Die Sitzplatz Besetzer aus Mainz
Im September 2016 stürmten 103 Fußballfans von den Stehrängen im Gästeblock in den Sitzplatzbereich des FCA-Stadions. Elf von ihnen standen jetzt vor Gericht
Sie hatten beste Sicht auf den Rasen und jubelten am Ende über einen 3:1-Auswärtssieg ihrer Mannschaft. Doch für genau 103 Fußballfans des FSV Mainz 05 erwies sich der Aufenthalt in der WWK-Arena des FC Augsburg am 18. September 2016 letztendlich als teurer Spaß.
Nach dem Schlusspfiff in der Bundesliga-Partie wurden die Anhänger des Vereins von der Polizei und Ordnern eingekesselt. Der Grund: Die Mainzer Fans waren kurz vor Spielbeginn von den Stehplatzrängen im Gästeblock in den benachbarten Sitzplatzbereich Y gestürmt und hatten dort das Match ohne das entsprechend teurere Ticket auf bequemen Schalensitzen verfolgt. Die Sitzplatz-Besetzung hatte für alle 103 Mainzer Fans ein Nachspiel.

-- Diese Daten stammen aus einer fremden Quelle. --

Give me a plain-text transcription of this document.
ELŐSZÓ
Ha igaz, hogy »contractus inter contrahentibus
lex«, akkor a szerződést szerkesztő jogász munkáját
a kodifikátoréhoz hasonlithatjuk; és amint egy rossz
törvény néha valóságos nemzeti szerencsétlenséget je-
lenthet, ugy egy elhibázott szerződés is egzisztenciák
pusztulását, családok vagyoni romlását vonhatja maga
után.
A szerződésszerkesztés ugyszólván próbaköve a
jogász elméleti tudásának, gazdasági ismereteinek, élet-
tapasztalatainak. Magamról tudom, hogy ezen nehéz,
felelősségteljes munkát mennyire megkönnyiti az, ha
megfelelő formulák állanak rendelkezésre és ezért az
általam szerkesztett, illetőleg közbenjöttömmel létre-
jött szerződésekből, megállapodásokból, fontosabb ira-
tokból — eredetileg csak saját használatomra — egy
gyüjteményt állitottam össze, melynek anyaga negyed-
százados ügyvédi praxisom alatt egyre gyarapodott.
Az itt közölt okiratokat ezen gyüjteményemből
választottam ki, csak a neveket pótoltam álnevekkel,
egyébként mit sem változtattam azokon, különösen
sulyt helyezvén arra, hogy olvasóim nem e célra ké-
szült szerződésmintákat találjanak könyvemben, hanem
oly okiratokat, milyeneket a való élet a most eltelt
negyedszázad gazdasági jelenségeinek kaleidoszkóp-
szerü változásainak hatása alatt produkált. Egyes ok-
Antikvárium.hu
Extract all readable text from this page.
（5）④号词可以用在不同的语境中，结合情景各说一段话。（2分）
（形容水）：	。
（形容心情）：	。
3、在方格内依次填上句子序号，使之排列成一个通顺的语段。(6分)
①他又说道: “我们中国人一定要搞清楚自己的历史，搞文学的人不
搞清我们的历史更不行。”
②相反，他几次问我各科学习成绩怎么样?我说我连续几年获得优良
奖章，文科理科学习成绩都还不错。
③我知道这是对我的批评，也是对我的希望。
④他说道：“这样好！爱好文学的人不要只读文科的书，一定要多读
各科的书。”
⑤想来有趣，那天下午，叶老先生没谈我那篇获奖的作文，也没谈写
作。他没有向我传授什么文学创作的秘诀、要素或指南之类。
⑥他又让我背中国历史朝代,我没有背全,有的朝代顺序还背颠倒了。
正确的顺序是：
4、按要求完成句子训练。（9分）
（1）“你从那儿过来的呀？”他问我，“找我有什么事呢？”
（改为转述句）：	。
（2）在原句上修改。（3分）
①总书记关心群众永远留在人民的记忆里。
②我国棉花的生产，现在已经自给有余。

Wer genau damals die ungewöhnliche Massenbewegung auslöste, ist unklar. Offenbar weil im Y-Block noch viele Sitzplätze frei geblieben waren, hatte sich ein ganzer Block von Mainzer Anhängern urplötzlich auf den Weg gemacht und durch den Zugang in den benachbarten Sitzplatzbereich gedrängt. Zwei Ordner hatten dieser kleinen „Völkerwanderung“machtlos zusehen müssen. FCA-Sicherheitsbeauftragter Edgar Schweininger sowie die Fanbeauftragten aus Mainz hatten die 103 „Fehlbeleger“zweimal aufgefordert, wieder in den Stehplatzbereich zurückzukehren. Ohne Erfolg. Die Mainzer Anhänger blieben hartnäckig sitzen. Was dazu führte, dass der FCA konsequent durchgriff.
Nach dem Schlusspfiff wurden die Mainzer von Ordnern und der Polizei im Block Y eingekesselt und einzeln identifiziert. Die Folgen waren äußerst unangenehm. Einmal erließ der FCA gegen alle Beteiligten ein einjähriges bundesweites Stadionverbot – allerdings auf Bewährung. Die Fans mussten die Differenz zwischen Stehplatz- und Sitzplatzticket nachzahlen.
Wer strafrechtlich bislang eine „weiße Weste“hatte, erhielt von der Stadt Augsburg einen Bußgeldbescheid über 150 Euro nach der Stadionverordnung. Und elf „Fehlbelegern“, die zuvor schon in irgendeiner Weise mit der Justiz Bekanntschaft gemacht hatten, flatterte ein Strafbefehl über 1000 Euro Geldstrafe wegen Hausfriedensbruchs in den Briefkasten. Dagegen hatten die elf Fans im Alter zwischen 20 und 28 Jahren Einspruch eingelegt, sodass es zum Prozess vor Jugendrichterin Ortrun Jelinek im großen Sitzungssaal 160 kam.
Die vier mit den Angeklagten aus Mainz angereisten Verteidiger zeigten sich verwundert über die ihrer Meinung nach zu harte Linie der Augsburger Staatsanwaltschaft, zweifelten, ob das Verhalten ihrer Mandanten überhaupt den Tatbestand des Hausfriedensbruchs erfüllt habe, forderten eine gänzliche Einstellung der Verfahren. Doch Ankläger Christian Peikert blieb dabei: „Wir müssen alle gleich behandeln.“Die Mainzer Fanszene hatte sich schon öffentlich beim FCA entschuldigt, die einzelnen „Besetzer“bedauerten auch jetzt im Prozess noch einmal ihr Verhalten als „Dummheit“. Weil unter den elf Angeklagten auch Azubis und Studenten mit wenig Einkommen waren, fanden Anklage, Verteidiger und das Gericht doch noch eine Lösung, die jedem Einzelnen gerecht werden sollte.
Bei fünf Angeklagten wurde das Verfahren wegen geringer Schuld gegen eine Geldauflage von 150 Euro, zahlbar an den Verein „Die Brücke“, eingestellt. Ein zur Tatzeit Heranwachsender muss nach dem Jugendstrafrecht eine Geldauflage von 200 Euro bezahlen. Vier erwachsene Mainzer Fans, die vorbelastet waren, erhielten Geldstrafen zwischen 300 und 600 Euro. Bei einem 24-Jährigen wurde das Verfahren im Hinblick auf eine Bewährungsstrafe in anderer Sache vorläufig eingestellt.